Prune me hard, fertilize me well, if not, leave me for another...?
Well there is a lot to be said about pruning. And there are a whole lot of opinions on doing it right. I posted a picture of our tree and my greek Olive farmer friend said: "No you should only remove 10% of the tree.." I don't think there is a right or wrong way. All the factors like age, cultivar, crop load, soil fertility, availability of water make a difference on how to prune. As a general rule: the greater the intensity of cutting, the stronger the vegetative response of the plant will be.
So, conclusion: Proper pruning makes all the difference and it is actually what makes farming so unpredictable and fun! We however do not take the risk to DIY and hire some pruning professionals.
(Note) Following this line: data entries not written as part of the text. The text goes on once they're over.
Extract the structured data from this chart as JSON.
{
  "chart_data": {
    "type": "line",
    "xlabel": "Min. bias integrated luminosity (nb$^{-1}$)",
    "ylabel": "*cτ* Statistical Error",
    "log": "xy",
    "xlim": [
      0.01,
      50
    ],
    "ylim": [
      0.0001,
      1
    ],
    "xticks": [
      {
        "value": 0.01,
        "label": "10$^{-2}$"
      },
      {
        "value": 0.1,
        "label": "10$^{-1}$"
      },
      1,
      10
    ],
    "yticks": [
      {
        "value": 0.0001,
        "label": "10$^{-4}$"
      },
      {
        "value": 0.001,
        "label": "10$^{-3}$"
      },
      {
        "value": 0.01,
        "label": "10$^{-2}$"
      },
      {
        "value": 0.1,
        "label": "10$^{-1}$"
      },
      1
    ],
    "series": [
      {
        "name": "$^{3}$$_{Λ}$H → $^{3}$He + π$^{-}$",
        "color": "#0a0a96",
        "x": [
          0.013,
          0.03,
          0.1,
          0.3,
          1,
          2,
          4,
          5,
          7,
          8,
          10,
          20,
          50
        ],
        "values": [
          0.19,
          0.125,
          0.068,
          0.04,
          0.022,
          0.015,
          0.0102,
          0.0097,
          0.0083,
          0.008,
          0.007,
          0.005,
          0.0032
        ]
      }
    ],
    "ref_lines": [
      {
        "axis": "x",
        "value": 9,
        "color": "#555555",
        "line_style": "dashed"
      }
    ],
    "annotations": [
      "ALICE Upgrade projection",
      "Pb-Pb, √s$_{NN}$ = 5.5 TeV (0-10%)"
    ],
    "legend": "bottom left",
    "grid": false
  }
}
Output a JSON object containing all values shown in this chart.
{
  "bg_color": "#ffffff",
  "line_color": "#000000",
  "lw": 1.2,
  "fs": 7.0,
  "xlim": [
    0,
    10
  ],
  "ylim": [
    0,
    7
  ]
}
This is actually the only work we outsource. But that doesn't mean sitting down and relaxing. Actually removing all the branches from the ground is a whole lot of work.
Pruning is necessary to renew fruiting surface, getting better yields, keep growth of the fruiting shoots, maintain the skeleton structure, tree size, improve sunlight penetration, air circulation, removing dead wood, control pests, diseases and many more reasons. With pruning you can rejuvenate old & abandoned trees as well. Plus the way you prune makes the type of harvest you have possible.
Time of Pruning?
Most farmers around here prune straight after harvest since it is easier to do everything in one go. For removing new shoots at the trunk this is the case because it makes getting the olive nets around the trunk a lot easier. But at Passeite we prune after frost and before bud break. We don't know if it is the right thing, but we see the yield and amount of olives increasing, so we guess we are on the right track.
What we do with the branches?
We keep some of the leaves and dry them to use for olive leaf tea. The big branches we keep for decoration and wood for our smoker. The other parts we cannot use we set on fire. If anybody has ideas on reusing more, then you are most welcome to share!